Gli indicatori che dunque fanno pensare che Insigne possa tornare l’elemento di punta, centrale del progetto Napoli anche al di là della ripresa nazionale che seguirà la pandemia e nello specifico del Napoli che sarà chiamato a ritornare ai vertici del campionato italiano dopo le delusioni recenti, ci sono tutti.
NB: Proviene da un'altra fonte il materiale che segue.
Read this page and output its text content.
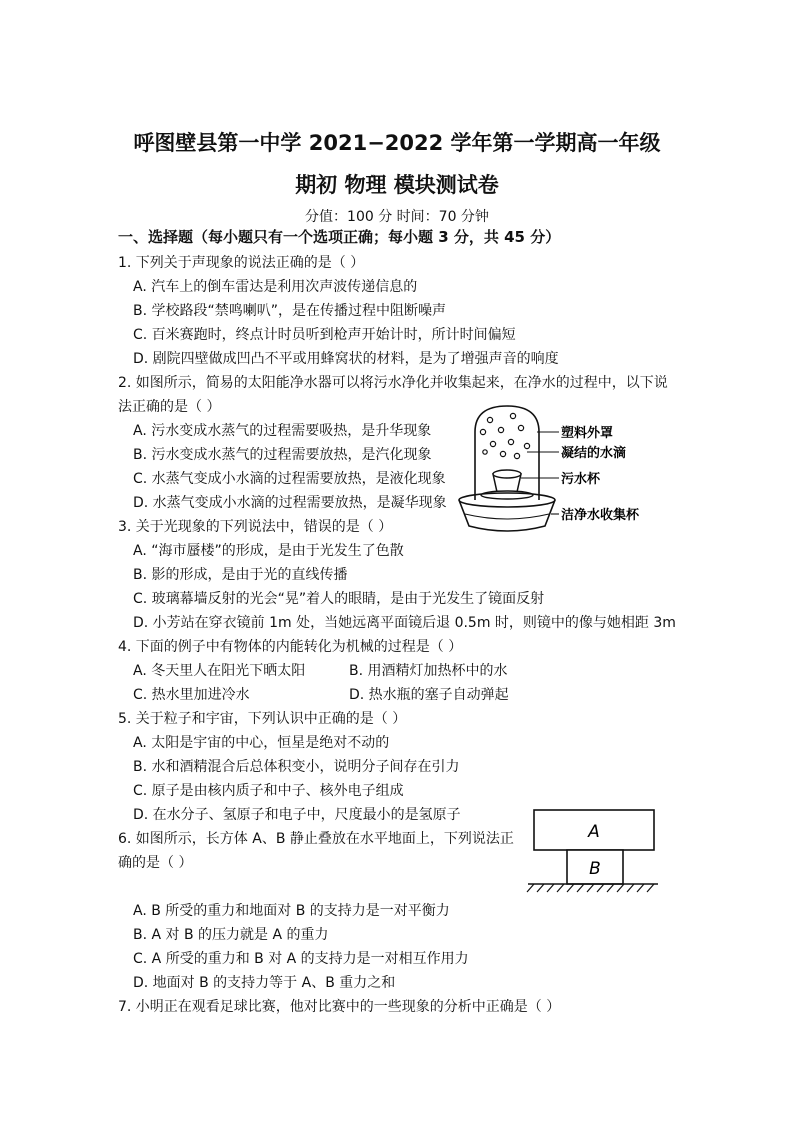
呼图壁县第一中学 2021−2022 学年第一学期高一年级
期初 物理 模块测试卷
分值：100 分 时间：70 分钟
一、选择题（每小题只有一个选项正确；每小题 3 分，共 45 分）
1. 下列关于声现象的说法正确的是（ ）
A. 汽车上的倒车雷达是利用次声波传递信息的
B. 学校路段“禁鸣喇叭”，是在传播过程中阻断噪声
C. 百米赛跑时，终点计时员听到枪声开始计时，所计时间偏短
D. 剧院四壁做成凹凸不平或用蜂窝状的材料，是为了增强声音的响度
2. 如图所示，简易的太阳能净水器可以将污水净化并收集起来，在净水的过程中，以下说
法正确的是（ ）
A. 污水变成水蒸气的过程需要吸热，是升华现象
B. 污水变成水蒸气的过程需要放热，是汽化现象
C. 水蒸气变成小水滴的过程需要放热，是液化现象
D. 水蒸气变成小水滴的过程需要放热，是凝华现象
塑料外罩
凝结的水滴
污水杯
洁净水收集杯
3. 关于光现象的下列说法中，错误的是（ ）
A. “海市蜃楼”的形成，是由于光发生了色散
B. 影的形成，是由于光的直线传播
C. 玻璃幕墙反射的光会“晃”着人的眼睛，是由于光发生了镜面反射
D. 小芳站在穿衣镜前 1m 处，当她远离平面镜后退 0.5m 时，则镜中的像与她相距 3m
4. 下面的例子中有物体的内能转化为机械的过程是（ ）
A. 冬天里人在阳光下晒太阳	B. 用酒精灯加热杯中的水
C. 热水里加进冷水	D. 热水瓶的塞子自动弹起
5. 关于粒子和宇宙，下列认识中正确的是（ ）
A. 太阳是宇宙的中心，恒星是绝对不动的
B. 水和酒精混合后总体积变小，说明分子间存在引力
C. 原子是由核内质子和中子、核外电子组成
D. 在水分子、氢原子和电子中，尺度最小的是氢原子
6. 如图所示，长方体 A、B 静止叠放在水平地面上，下列说法正
确的是（ ）
A
B
A. B 所受的重力和地面对 B 的支持力是一对平衡力
B. A 对 B 的压力就是 A 的重力
C. A 所受的重力和 B 对 A 的支持力是一对相互作用力
D. 地面对 B 的支持力等于 A、B 重力之和
7. 小明正在观看足球比赛，他对比赛中的一些现象的分析中正确是（ ）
Occhio come sempre al fattore mercato e all’imprevedibilità del suo agente Raiola, che in generale non bisogna mai trascurare, ma che ipotizziamo possa essere anche lui “colpito” e frenato dall’emergenza contingente in ottica possibili operazioni alle quali è comunque difficilissimo provare a capire che tipo di spazio e di tempo verranno riservati la prossima estate. E se le tempistiche dovessero essere assai ridotte sarà altamente improbabile assistere a clamorosi colpi di scena che porterebbero a grossi movimenti. Ancora Insigne e Napoli, Napoli e Insigne, pertanto: una storia per certi versi senza logica, con continue incomprensioni e tenere tregue, spesso oscillanti tra cambi in panchina che ne determinano – nel male e, non ultimo, nel bene – le sorti. Ci sono allenatori che gli fanno proprio bene, è estremamente evidente. La guida tecnica è un fattore decisivo per Lorenzo Insigne. Una caratteristica, ma in fondo anche il suo più grande limite.